Transcriptional and protein abundance changes between inducing (+) and depleting (−) conditions (48 and 72 h of depletion for Lon and FtsH, respectively) in ΔIndLon and ΔIndFtsH mutant strains. Differentially expressed (DE) Lon/FtsH candidate substrates were identified as proteins with a significant increase in abundance upon protease depletion that could not be attributed to an increase in mRNA levels, i.e. log2(protein_FC/mRNA_FC) ≥ 1 (upper dashed line). Differentially detected (DD) candidates were identified as proteins not detected in the induced condition and detected in the depleted condition, and whose mRNA level did not increase more than 2‐fold (vertical dashed line).
Overlap of substrate candidates between the two mutant strains.
Proportion of membrane and cytoplasmic proteins among candidate substrates.
Distribution of half‐lives measured by a SILAC time course experiment (average from 2 to 4 biological replicates) for Lon/FtsH candidate substrates as compared to the other proteins. Lon candidate substrates showed significantly shorter half‐lives (MWW two‐sided test, ***P = 6.53 × 10−4). Box shows the quartiles of the distribution, line shows the median, whiskers extend to 1.5 times the inter‐quartile range past the low and high quartiles and define the limits for outliers, shown as points.
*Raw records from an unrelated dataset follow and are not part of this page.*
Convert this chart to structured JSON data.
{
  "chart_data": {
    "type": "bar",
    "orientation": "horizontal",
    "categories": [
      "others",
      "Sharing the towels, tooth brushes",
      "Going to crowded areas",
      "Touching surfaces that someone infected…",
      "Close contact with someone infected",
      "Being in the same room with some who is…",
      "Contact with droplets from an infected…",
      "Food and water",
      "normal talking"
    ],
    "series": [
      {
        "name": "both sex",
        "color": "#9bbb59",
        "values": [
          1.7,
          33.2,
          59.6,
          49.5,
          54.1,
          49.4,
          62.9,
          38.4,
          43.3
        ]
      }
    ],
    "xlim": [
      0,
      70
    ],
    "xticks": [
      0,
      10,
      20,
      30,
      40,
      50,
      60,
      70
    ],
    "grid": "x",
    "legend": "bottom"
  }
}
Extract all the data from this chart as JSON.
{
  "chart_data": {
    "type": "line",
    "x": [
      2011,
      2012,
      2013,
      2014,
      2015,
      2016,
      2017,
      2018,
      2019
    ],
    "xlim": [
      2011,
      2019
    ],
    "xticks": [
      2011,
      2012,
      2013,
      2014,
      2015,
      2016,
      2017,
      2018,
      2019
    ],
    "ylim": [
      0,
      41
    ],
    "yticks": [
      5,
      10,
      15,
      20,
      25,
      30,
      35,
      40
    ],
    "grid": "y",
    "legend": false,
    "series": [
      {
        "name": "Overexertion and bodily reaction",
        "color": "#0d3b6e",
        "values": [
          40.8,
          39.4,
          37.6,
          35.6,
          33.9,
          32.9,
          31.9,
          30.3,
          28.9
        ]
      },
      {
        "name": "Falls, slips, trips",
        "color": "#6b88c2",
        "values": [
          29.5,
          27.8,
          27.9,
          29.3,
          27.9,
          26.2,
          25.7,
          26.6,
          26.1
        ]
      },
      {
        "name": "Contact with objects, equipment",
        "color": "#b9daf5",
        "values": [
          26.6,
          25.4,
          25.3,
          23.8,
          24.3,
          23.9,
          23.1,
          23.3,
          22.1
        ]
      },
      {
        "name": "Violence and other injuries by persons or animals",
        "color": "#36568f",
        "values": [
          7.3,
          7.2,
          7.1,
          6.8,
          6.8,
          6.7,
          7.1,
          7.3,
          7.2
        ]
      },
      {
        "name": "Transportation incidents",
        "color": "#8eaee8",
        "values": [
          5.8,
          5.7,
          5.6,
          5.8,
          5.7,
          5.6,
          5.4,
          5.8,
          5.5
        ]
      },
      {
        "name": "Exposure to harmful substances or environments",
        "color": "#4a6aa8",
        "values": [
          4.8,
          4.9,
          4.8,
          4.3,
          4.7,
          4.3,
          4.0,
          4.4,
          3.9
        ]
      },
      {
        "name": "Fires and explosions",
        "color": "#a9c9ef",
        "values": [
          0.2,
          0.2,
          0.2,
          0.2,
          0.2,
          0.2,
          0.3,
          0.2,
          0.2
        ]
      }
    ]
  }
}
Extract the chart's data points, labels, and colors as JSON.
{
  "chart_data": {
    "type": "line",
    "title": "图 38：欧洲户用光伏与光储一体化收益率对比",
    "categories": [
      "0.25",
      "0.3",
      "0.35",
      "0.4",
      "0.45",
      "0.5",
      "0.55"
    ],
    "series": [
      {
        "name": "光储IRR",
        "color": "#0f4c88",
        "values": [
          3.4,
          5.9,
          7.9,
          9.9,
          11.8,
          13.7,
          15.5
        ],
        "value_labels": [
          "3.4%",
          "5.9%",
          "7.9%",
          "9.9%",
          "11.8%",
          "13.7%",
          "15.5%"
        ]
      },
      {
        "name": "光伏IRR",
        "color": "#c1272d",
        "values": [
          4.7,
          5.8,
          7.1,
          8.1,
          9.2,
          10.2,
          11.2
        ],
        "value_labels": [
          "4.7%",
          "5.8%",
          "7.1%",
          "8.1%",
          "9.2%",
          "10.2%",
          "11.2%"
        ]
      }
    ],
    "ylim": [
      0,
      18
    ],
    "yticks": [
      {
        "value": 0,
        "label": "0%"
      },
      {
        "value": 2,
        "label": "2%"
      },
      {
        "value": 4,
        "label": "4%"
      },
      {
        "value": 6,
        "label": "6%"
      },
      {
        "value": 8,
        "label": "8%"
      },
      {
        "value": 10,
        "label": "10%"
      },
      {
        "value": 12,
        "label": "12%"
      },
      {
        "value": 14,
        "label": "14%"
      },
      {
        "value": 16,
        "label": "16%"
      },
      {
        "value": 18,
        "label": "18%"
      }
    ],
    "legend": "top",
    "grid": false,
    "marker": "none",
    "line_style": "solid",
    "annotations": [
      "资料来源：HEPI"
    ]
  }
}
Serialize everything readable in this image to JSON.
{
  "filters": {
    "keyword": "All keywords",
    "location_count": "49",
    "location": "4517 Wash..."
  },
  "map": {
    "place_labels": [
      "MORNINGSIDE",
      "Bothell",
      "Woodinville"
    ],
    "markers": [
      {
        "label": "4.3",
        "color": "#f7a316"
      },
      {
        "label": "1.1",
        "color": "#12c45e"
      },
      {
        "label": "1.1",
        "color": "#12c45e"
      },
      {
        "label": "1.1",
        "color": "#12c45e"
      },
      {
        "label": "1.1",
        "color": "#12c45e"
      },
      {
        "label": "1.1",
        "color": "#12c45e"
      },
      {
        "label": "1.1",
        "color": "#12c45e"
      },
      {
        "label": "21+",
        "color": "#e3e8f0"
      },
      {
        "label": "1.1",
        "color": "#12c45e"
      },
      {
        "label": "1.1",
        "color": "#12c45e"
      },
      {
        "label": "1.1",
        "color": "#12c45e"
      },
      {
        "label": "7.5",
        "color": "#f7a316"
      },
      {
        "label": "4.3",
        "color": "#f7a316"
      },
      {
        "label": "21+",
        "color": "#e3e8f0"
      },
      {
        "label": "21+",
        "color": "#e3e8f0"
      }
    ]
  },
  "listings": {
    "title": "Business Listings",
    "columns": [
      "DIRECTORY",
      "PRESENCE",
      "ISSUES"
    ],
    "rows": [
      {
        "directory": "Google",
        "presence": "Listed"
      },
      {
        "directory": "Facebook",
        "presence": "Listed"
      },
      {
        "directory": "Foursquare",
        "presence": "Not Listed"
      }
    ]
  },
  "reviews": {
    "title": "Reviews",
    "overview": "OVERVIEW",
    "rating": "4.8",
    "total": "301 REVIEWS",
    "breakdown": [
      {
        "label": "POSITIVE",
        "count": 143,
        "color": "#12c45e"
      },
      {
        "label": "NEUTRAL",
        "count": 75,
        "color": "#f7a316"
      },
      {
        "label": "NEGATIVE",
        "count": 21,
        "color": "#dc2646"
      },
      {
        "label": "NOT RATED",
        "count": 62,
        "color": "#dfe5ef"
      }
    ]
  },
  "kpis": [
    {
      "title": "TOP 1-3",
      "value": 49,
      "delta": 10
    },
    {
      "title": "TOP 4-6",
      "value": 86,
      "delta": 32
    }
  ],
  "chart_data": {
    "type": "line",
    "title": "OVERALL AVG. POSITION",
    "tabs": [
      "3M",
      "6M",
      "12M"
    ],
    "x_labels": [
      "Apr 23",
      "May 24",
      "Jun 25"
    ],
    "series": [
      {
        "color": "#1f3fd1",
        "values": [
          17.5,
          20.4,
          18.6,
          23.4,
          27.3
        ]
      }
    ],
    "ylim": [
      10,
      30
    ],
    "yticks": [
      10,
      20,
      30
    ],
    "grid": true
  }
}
Changes in the protein to mRNA fold changes ratio, log2(protein_FC/mRNA_FC), in the double mutant strain ΔIndLon_FtsH as compared to the predicted ratio, computed as the sum of the log2 ratios of both individual mutants. Proteins that showed a significant change in protein level in at least one of the individual mutants are shown (374 proteins). Proteins whose ratio deviated significantly from the predicted one (upper and lower dashed diagonal lines) reveal epistasis effects.
Functional classification of candidate substrates. Validated substrates are highlighted in bold. Asterisks indicate candidate substrates classified as pseudogenes or truncated gene variants.